Thanks to a Supreme Court ruling which somehow equates freedom of speech with the ability to make giant campaign contributions, 2016’s batch of presidential candidates are being largely funded by a mere 60 wealthy individuals, where the 2016 candidates could likely feel pressure to reward their political donors with political gifts and favors like never seen before. As one example, Texas Senator Ted Cruz had his entire three month campaign donation amount from smaller donors matched by a single $11 million donation from a New York based hedgefund manager, Robert Mercer. And, donors who have contributed $100,000 or more to the presidential campaigns of all the candidates as a collective whole have received nearly 50% of all donations from these larger donors.

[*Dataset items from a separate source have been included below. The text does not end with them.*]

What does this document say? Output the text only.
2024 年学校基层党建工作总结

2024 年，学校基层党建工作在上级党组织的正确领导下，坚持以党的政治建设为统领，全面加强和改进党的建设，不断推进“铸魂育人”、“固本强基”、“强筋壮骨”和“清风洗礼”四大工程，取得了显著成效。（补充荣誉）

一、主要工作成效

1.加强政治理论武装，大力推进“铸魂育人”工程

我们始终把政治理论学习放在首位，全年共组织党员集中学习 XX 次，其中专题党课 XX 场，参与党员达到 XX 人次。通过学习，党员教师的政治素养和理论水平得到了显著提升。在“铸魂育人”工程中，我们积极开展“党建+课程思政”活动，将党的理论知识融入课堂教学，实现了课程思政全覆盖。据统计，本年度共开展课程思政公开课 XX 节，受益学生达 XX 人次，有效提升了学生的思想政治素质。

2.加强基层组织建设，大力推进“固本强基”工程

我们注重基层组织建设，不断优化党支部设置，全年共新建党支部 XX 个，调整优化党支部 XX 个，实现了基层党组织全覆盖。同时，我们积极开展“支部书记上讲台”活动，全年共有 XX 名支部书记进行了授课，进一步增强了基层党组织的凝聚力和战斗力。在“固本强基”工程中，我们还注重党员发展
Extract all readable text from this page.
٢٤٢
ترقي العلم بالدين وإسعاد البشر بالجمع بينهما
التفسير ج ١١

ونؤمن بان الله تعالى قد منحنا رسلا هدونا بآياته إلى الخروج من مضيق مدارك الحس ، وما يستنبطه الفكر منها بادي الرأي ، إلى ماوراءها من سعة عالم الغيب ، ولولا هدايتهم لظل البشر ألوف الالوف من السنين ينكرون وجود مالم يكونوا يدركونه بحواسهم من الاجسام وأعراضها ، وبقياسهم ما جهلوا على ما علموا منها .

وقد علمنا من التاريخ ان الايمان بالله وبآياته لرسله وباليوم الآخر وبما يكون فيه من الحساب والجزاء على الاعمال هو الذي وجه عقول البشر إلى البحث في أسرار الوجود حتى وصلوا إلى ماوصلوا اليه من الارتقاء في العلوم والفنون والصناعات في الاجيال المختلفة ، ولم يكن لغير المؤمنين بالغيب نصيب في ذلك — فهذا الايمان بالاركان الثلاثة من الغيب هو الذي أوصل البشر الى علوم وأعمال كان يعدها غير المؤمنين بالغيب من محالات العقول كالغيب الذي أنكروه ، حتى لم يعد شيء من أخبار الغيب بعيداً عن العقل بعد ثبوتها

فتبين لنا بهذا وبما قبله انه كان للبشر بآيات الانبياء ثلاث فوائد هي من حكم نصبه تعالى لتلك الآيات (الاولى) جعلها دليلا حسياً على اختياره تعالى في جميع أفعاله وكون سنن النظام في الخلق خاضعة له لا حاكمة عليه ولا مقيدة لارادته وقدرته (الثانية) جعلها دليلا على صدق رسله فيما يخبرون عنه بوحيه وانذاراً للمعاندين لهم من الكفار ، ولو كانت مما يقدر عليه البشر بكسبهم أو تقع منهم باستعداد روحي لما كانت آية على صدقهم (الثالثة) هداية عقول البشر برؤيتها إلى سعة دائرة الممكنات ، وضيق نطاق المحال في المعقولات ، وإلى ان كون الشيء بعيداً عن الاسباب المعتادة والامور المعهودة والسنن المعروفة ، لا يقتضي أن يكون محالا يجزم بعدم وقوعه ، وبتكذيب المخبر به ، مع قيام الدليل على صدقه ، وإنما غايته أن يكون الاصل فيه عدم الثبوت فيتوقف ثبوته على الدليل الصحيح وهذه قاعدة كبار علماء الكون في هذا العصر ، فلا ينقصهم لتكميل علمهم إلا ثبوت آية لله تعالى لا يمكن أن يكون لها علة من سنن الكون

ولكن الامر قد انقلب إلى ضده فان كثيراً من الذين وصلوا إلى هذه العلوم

Large real estate, investment, business and other special interests are the majority of the larger donors, where the expectation wish list could include weaker banking, trading or environmental regulations as political favors in exchange for bankrolling some candidates drive to gain office. Some large businesses may see this as an investment strategy, where they donate large amounts to candidates and later save millions more in lower business costs. Further, it will be difficult for elected officials to turn a deaf ear to the political demands of their largest donors.
Efforts over the years to weaken the influence of big special interests in politics were turned back by the Supreme Court’s decision allowing big money and big influence to creep back in full force in our political system where the voice of millions of voters now matter far less than the voice of a relative handful of huge donors, stacking the political system in their favor.